Published online Feb 26, 2024. doi: 10.4252/wjsc.v16.i2.191
Peer-review started: October 26, 2023
First decision: November 9, 2023
Revised: November 18, 2023
Accepted: January 30, 2024
Article in press: January 30, 2024
Published online: February 26, 2024
Processing time: 123 Days and 1.2 Hours
The main focus is understanding knee osteoarthritis (KOA), exploring genetic and biomechanical factors, and investigating the potential of mesenchymal stem cell (MSC)-derived extracellular vesicles (exosomes) containing miR-29a for early treatment. Key issues include validating safety and efficacy, with resolving these challenges holding significance for advancing effective KOA progression management and future research in the field.
The primary goal of the study is to investigate miR-29a’s role in KOA by creating miR-29a-loaded vesicles and testing their impact in rat models. Achieving this aims to provide insights into early-stage KOA treatment and highlights the potential of extracellular vesicles for future therapeutic interventions in KOA. The significance lies in advancing our understanding of miRNA-based interventions, particularly miR-29a, and paving the way for innovative strategies in the management of KOA progression.
The study involved extracting extracellular vesicles from bone marrow MSCs, engineering vesicles loaded with miR-29a using ultrasonication, and confirming their content through quantitative reverse transcription polymerase chain reaction.

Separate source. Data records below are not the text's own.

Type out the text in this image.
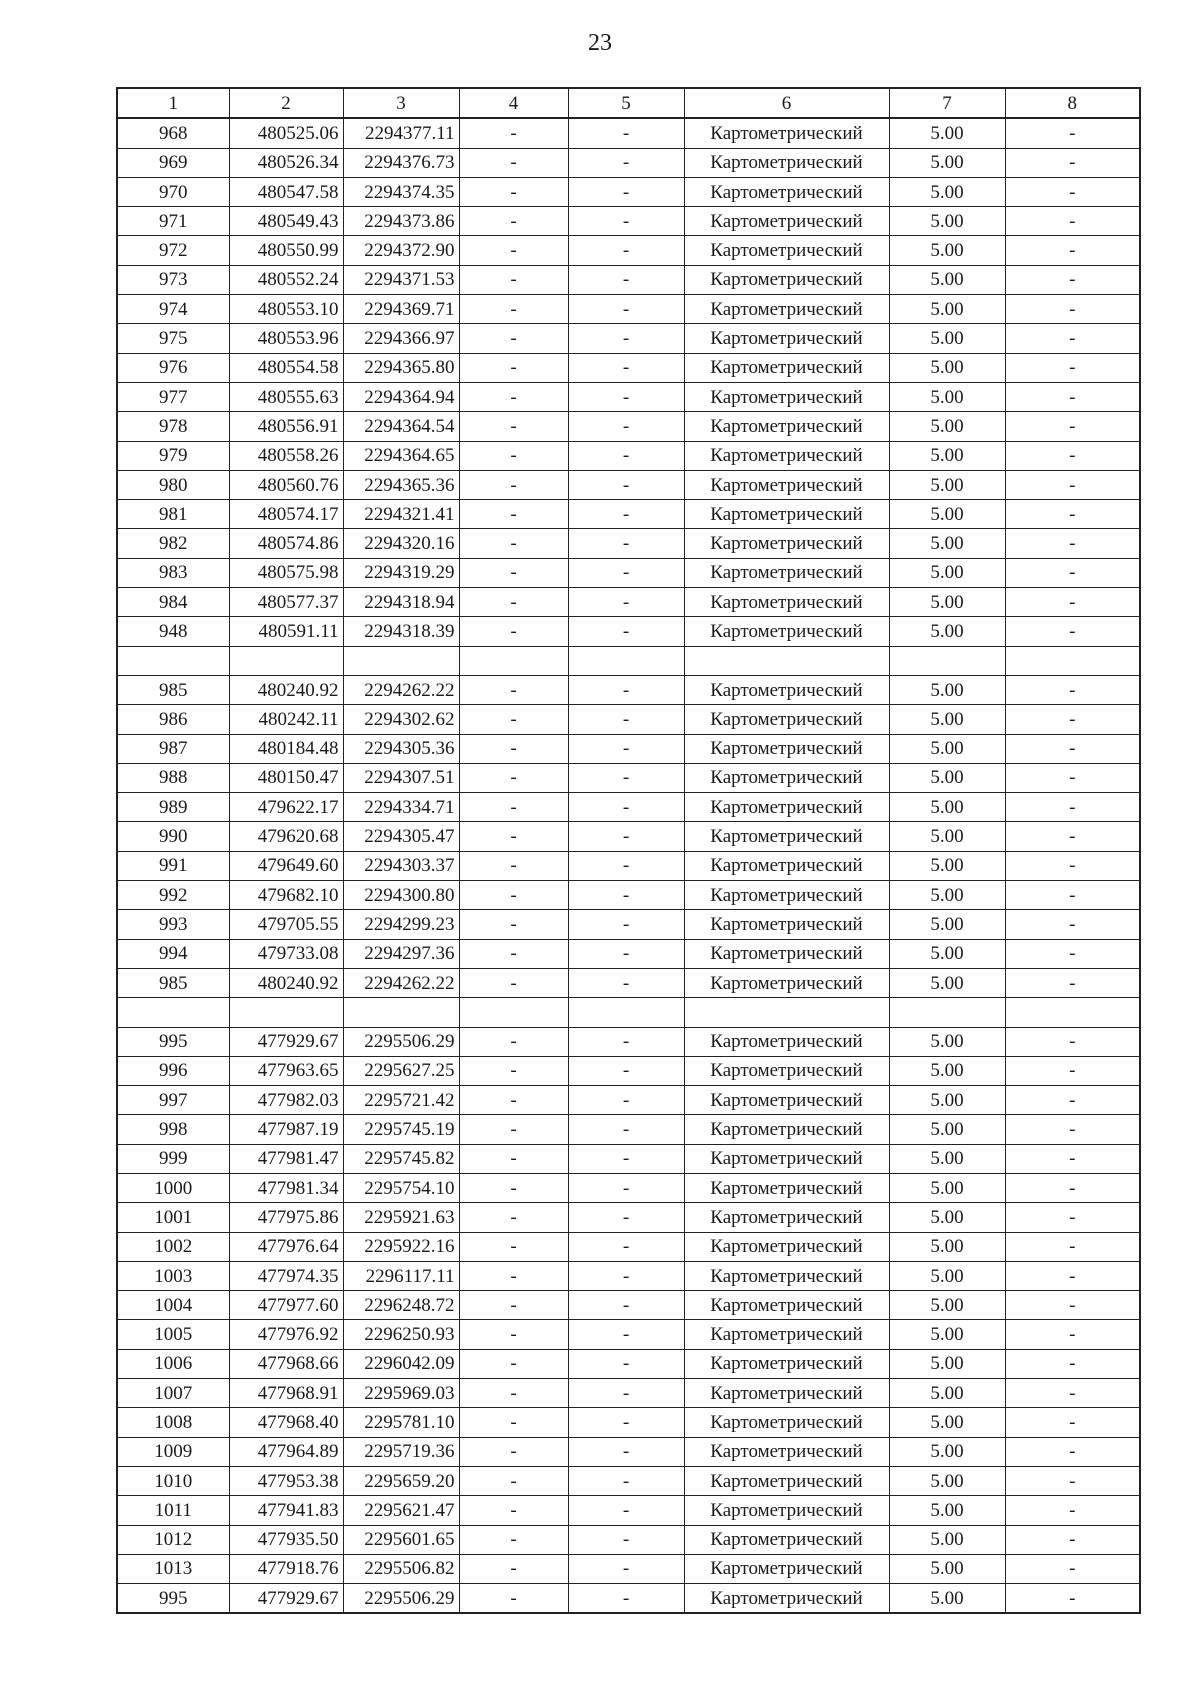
23
1	2	3	4	5	6	7	8
968	480525.06	2294377.11	-	-	Картометрический	5.00	-
969	480526.34	2294376.73	-	-	Картометрический	5.00	-
970	480547.58	2294374.35	-	-	Картометрический	5.00	-
971	480549.43	2294373.86	-	-	Картометрический	5.00	-
972	480550.99	2294372.90	-	-	Картометрический	5.00	-
973	480552.24	2294371.53	-	-	Картометрический	5.00	-
974	480553.10	2294369.71	-	-	Картометрический	5.00	-
975	480553.96	2294366.97	-	-	Картометрический	5.00	-
976	480554.58	2294365.80	-	-	Картометрический	5.00	-
977	480555.63	2294364.94	-	-	Картометрический	5.00	-
978	480556.91	2294364.54	-	-	Картометрический	5.00	-
979	480558.26	2294364.65	-	-	Картометрический	5.00	-
980	480560.76	2294365.36	-	-	Картометрический	5.00	-
981	480574.17	2294321.41	-	-	Картометрический	5.00	-
982	480574.86	2294320.16	-	-	Картометрический	5.00	-
983	480575.98	2294319.29	-	-	Картометрический	5.00	-
984	480577.37	2294318.94	-	-	Картометрический	5.00	-
948	480591.11	2294318.39	-	-	Картометрический	5.00	-

985	480240.92	2294262.22	-	-	Картометрический	5.00	-
986	480242.11	2294302.62	-	-	Картометрический	5.00	-
987	480184.48	2294305.36	-	-	Картометрический	5.00	-
988	480150.47	2294307.51	-	-	Картометрический	5.00	-
989	479622.17	2294334.71	-	-	Картометрический	5.00	-
990	479620.68	2294305.47	-	-	Картометрический	5.00	-
991	479649.60	2294303.37	-	-	Картометрический	5.00	-
992	479682.10	2294300.80	-	-	Картометрический	5.00	-
993	479705.55	2294299.23	-	-	Картометрический	5.00	-
994	479733.08	2294297.36	-	-	Картометрический	5.00	-
985	480240.92	2294262.22	-	-	Картометрический	5.00	-

995	477929.67	2295506.29	-	-	Картометрический	5.00	-
996	477963.65	2295627.25	-	-	Картометрический	5.00	-
997	477982.03	2295721.42	-	-	Картометрический	5.00	-
998	477987.19	2295745.19	-	-	Картометрический	5.00	-
999	477981.47	2295745.82	-	-	Картометрический	5.00	-
1000	477981.34	2295754.10	-	-	Картометрический	5.00	-
1001	477975.86	2295921.63	-	-	Картометрический	5.00	-
1002	477976.64	2295922.16	-	-	Картометрический	5.00	-
1003	477974.35	2296117.11	-	-	Картометрический	5.00	-
1004	477977.60	2296248.72	-	-	Картометрический	5.00	-
1005	477976.92	2296250.93	-	-	Картометрический	5.00	-
1006	477968.66	2296042.09	-	-	Картометрический	5.00	-
1007	477968.91	2295969.03	-	-	Картометрический	5.00	-
1008	477968.40	2295781.10	-	-	Картометрический	5.00	-
1009	477964.89	2295719.36	-	-	Картометрический	5.00	-
1010	477953.38	2295659.20	-	-	Картометрический	5.00	-
1011	477941.83	2295621.47	-	-	Картометрический	5.00	-
1012	477935.50	2295601.65	-	-	Картометрический	5.00	-
1013	477918.76	2295506.82	-	-	Картометрический	5.00	-
995	477929.67	2295506.29	-	-	Картометрический	5.00	-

In a rat model of KOA, three groups were established and assessed through various analyses, such as behavioral observation, imaging, histological observation, and immunohistochemical detection, offering a comprehensive approach to evaluating arthritis progression. The unique aspect lies in the application of engineered extracellular vesicles for targeted miR-29a delivery in the context of OA treatment.
The article explores the multifactorial etiology of KOA, emphasizing the potential of MSC-released extracellular vesicles (exosomes) and microRNAs for cartilage regeneration, signaling a promising avenue for future KOA treatment pending further validation.
General behavioral observation results showed that the extracellular vesicle group and engineered extracellular vesicle group had better performance in all four indicators of pain, gait, joint mobility, and swelling compared to the blank control group. Imaging examination results showed that the blank control group had the fastest progression of arthritis, the normal extracellular vesicle group had a relatively slower progression, and the engineered extracellular vesicle group had the slowest progression. Gross histological observation results showed that the blank control group had the most obvious signs of arthritis, the normal extracellular vesicle group showed signs of arthritis, and the engineered extracellular vesicle group showed no significant signs of arthritis.
The engineered exosomes loaded with miR-29a attenuate the progression of KOA.
In future studies, we plan to explore the molecular mechanisms of upstream signaling molecules. We aim to use blood and joint tissue assays to detect inflammation markers, evaluating their influence and elucidating associated mechanisms.